While some of those states permit short-term payday loans, all but New Mexico and Ohio limit the interest rates for long-term loans, according to a report by the National Consumer Law Center, and most of the states (including New Mexico and Ohio) limit interest rates for unlicensed lenders or void loans by unlicensed lenders. (South Dakota voters adopted a 36% interest rate cap after the NCLC report was published and Connecticut and New Hampshire also adjusted their rates.)

“High-cost loans, whether short-term payday loans or long-term payday loans, put people in a cycle of debt.
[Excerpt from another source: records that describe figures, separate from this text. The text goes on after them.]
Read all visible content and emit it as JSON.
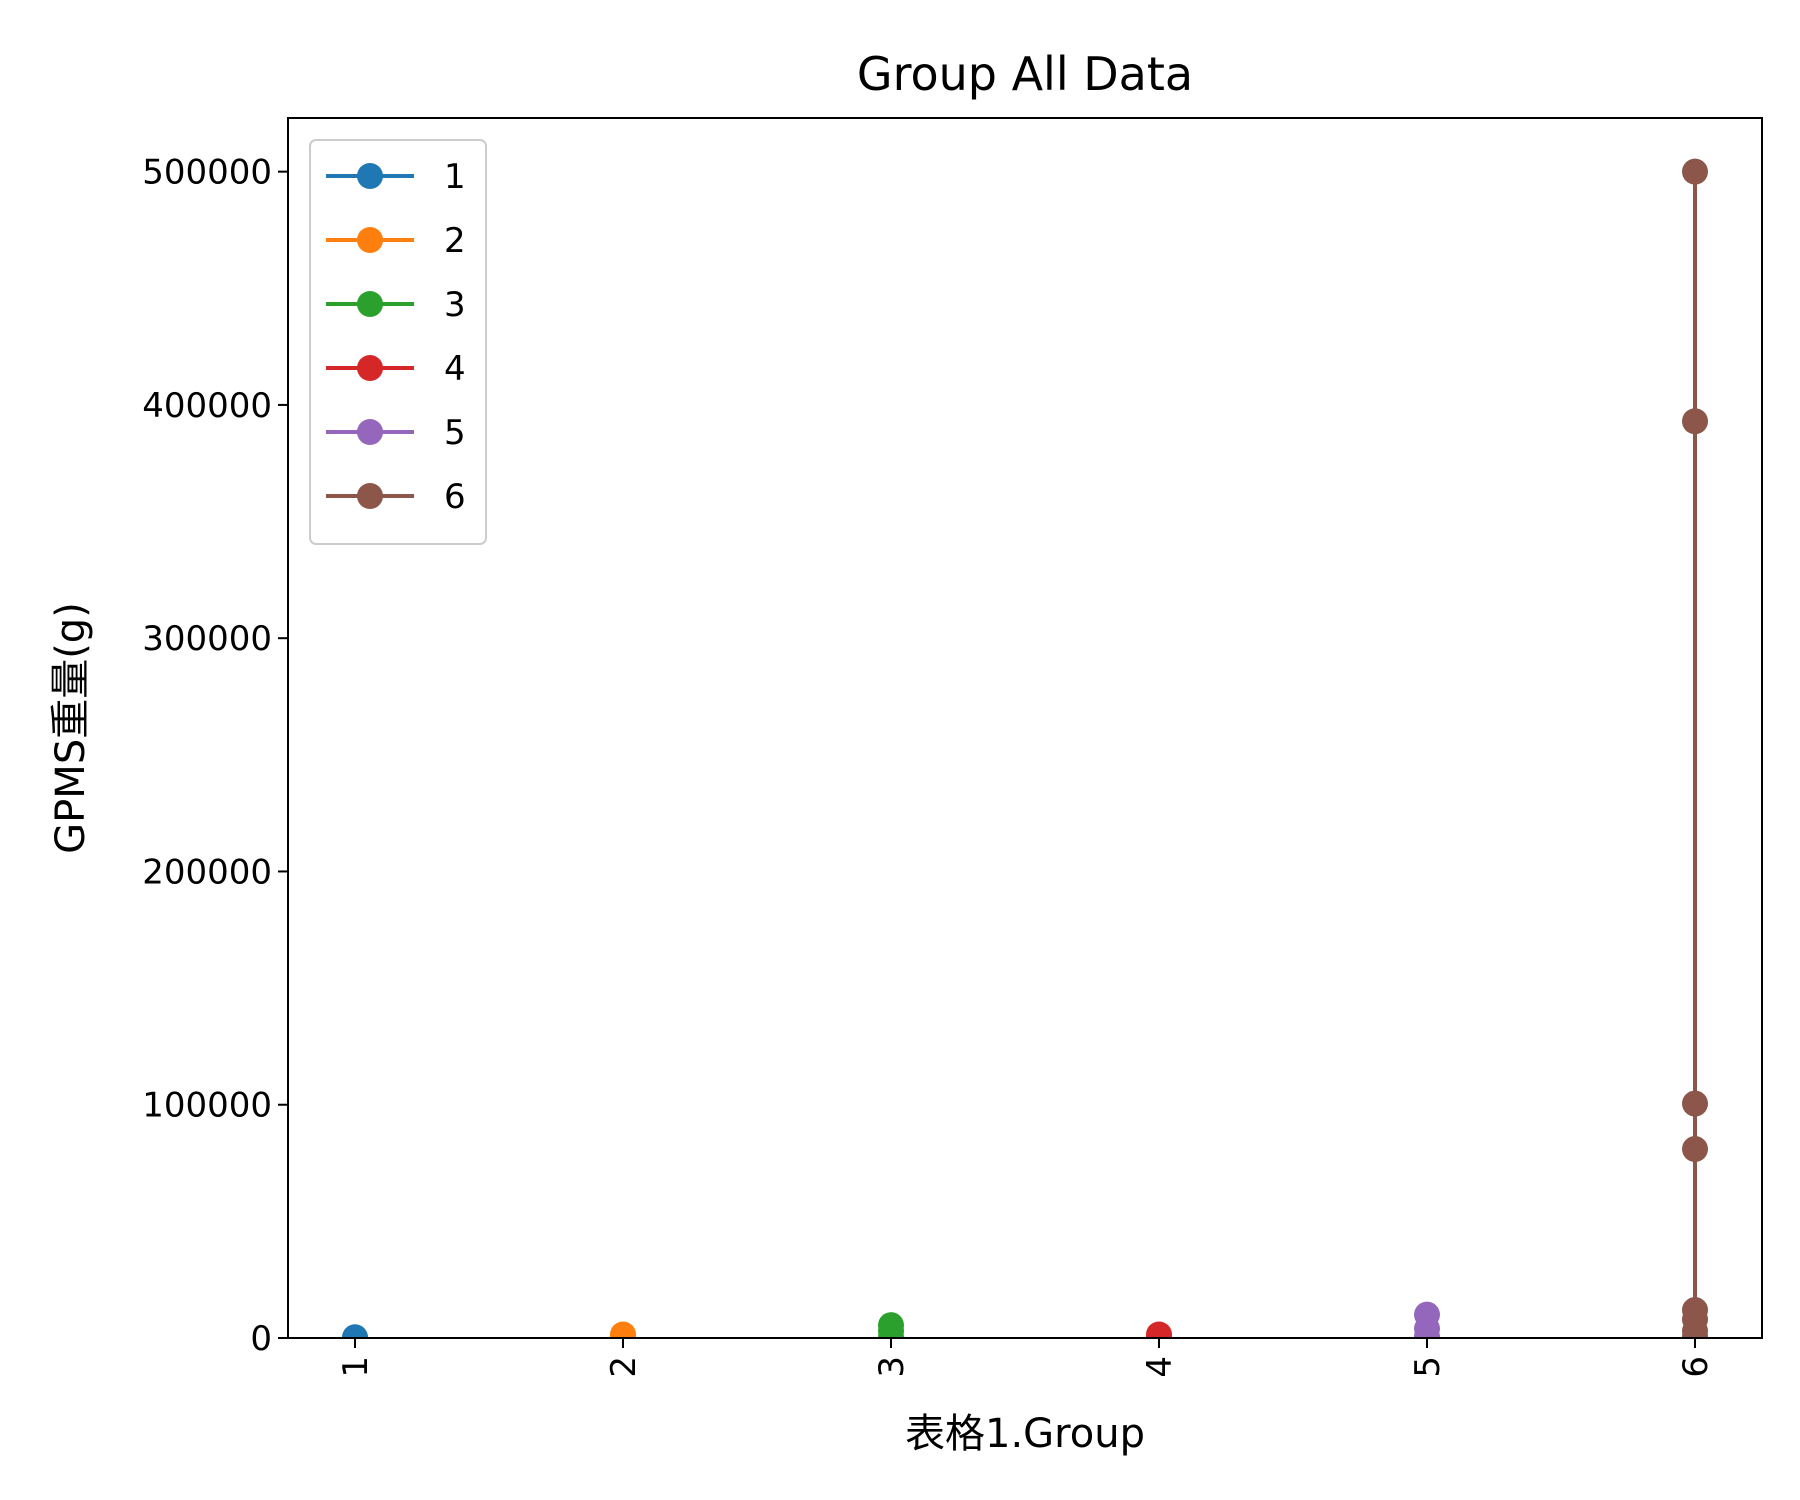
{
  "chart_data": {
    "type": "line",
    "title": "Group All Data",
    "xlabel": "表格1.Group",
    "ylabel": "GPMS重量(g)",
    "categories": [
      "1",
      "2",
      "3",
      "4",
      "5",
      "6"
    ],
    "yticks": [
      "0",
      "100000",
      "200000",
      "300000",
      "400000",
      "500000"
    ],
    "ylim": [
      0,
      523000
    ],
    "xlim": [
      0.75,
      6.25
    ],
    "grid": false,
    "legend_position": "top-left",
    "series": [
      {
        "name": "1",
        "color": "#1f77b4",
        "x": [
          1,
          1
        ],
        "y": [
          0,
          300
        ]
      },
      {
        "name": "2",
        "color": "#ff7f0e",
        "x": [
          2,
          2
        ],
        "y": [
          200,
          1500
        ]
      },
      {
        "name": "3",
        "color": "#2ca02c",
        "x": [
          3,
          3,
          3
        ],
        "y": [
          200,
          3000,
          5500
        ]
      },
      {
        "name": "4",
        "color": "#d62728",
        "x": [
          4,
          4
        ],
        "y": [
          300,
          1500
        ]
      },
      {
        "name": "5",
        "color": "#9467bd",
        "x": [
          5,
          5,
          5
        ],
        "y": [
          500,
          4000,
          10000
        ]
      },
      {
        "name": "6",
        "color": "#8c564b",
        "x": [
          6,
          6,
          6,
          6,
          6,
          6,
          6,
          6
        ],
        "y": [
          500000,
          393000,
          100500,
          81000,
          12000,
          8000,
          3000,
          500
        ]
      }
    ]
  }
}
State interest rate caps are a critical consumer protection, and the Consumer Financial Protection Bureau is defending families against predatory lenders,” said Lauren Saunders, associate director of the National Consumer Law Center.

All of the lenders are owned and incorporated by the Habematolel Pomo of Upper Lake Indian Tribe located in Upper Lake, California. The lenders claimed that only tribal law, not state law, applied to the loans. However, in 2014, the Supreme Court made clear that tribes “’going beyond reservation boundaries’ are subject to any generally applicable state law.’” The loans to the borrowers were not made on the California reservation. “Predatory lenders can’t evade state loan protections by hiding behind a tribe,” said Saunders.

The CFPB alleges that the four lenders made electronic withdrawals from consumers’ bank accounts or called or sent letters to consumers demanding payment for debts that consumers were under no legal obligation to pay, violating not only state law but also the federal law against unfair, deceptive and abusive practices. The CFPB is the consumer watchdog that was created in 2010 after the financial crisis to protect American consumers from unscrupulous financial practices.